Continuing with another trend, the advisers to the current deal -- HSBC for PCRD, UBS for PCCW and the Royal Bank of Scotland for China Netcom -- will not book a success fee on the deal. China Netcom owns 19.8% of PCCW and was acting together with Li with regard to the privatisation.
Some specialists believe that Li's track record of trying to extract value out of his investments over the past three years may have formed an unfavourable backdrop for yesterday's ruling.
On Monday PCCW announced calendar 2008 results, which showed an increase in revenues by 7% and Ebitda by 3%. However net profit fell by 15%, mostly on account of one-off items (deficit on revaluation and restructuring costs accounting for the majority). Standard & Poor's subsequently revised the outlook on Hong Kong Telecommunications, the core operating subsidiary of PCCW, to negative from stable.
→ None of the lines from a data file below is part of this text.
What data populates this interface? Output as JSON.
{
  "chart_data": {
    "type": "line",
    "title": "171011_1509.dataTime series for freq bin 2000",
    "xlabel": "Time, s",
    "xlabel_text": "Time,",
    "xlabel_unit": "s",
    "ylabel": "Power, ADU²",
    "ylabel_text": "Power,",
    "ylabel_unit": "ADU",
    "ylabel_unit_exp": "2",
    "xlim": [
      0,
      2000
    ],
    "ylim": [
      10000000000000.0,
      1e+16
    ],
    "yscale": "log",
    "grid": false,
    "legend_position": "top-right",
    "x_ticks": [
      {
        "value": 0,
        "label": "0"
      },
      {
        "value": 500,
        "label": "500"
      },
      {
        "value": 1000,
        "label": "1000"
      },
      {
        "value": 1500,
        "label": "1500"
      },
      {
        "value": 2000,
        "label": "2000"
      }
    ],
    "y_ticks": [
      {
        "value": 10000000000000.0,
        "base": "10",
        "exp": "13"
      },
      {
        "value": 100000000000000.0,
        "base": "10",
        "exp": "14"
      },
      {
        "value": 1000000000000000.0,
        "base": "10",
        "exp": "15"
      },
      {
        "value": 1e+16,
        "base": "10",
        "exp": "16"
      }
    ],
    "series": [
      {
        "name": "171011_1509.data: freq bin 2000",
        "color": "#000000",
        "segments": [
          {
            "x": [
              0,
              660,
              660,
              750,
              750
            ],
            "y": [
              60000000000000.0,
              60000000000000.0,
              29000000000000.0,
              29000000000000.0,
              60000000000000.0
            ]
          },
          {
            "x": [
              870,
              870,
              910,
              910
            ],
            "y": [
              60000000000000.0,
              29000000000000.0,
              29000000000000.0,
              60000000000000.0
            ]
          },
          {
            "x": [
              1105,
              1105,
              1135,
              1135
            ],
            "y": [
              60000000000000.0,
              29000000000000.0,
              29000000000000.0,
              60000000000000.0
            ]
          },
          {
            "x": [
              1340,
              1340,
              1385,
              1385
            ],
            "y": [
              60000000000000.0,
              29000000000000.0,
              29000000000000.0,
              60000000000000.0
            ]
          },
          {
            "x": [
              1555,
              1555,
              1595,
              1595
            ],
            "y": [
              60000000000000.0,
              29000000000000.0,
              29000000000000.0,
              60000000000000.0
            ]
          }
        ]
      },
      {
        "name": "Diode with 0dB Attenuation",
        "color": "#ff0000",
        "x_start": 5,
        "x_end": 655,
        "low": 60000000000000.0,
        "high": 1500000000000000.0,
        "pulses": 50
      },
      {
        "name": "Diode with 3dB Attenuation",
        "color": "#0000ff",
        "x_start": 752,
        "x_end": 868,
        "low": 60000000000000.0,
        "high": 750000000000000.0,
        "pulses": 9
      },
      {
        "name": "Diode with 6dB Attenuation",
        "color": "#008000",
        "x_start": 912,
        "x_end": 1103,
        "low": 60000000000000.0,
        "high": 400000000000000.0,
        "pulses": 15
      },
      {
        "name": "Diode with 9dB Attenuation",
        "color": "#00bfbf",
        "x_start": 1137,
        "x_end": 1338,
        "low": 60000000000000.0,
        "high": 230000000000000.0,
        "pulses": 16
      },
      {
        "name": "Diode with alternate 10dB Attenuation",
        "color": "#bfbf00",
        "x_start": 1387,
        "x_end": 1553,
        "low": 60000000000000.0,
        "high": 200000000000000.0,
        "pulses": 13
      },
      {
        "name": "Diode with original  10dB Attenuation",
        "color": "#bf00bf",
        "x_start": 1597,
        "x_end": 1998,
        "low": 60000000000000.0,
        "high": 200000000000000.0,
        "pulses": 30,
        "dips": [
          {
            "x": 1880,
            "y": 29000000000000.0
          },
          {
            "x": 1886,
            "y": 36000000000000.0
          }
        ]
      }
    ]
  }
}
PCCW shares last traded at HK$4.12 before they were suspended on April 15. Arbitrageurs have not been active in the stock given the overhang that the proposal could be rejected and seem to have made the right call. Minority shareholders can probably expect the shares to start falling when they resume trading.
But it is not all gloom and doom. "This is a good day for corporate governance in Hong Kong," says Webb, going on to suggest that Hong Kong legislators should now amend the laws to remove the headcount requirement. "Although the court has condemned vote-rigging, people will still be tempted to try more subtle ways to split their votes, including pre-emptive splitting before privatisations are proposed, for example, by handing out registered shares to employees, so long as the law is there," he adds.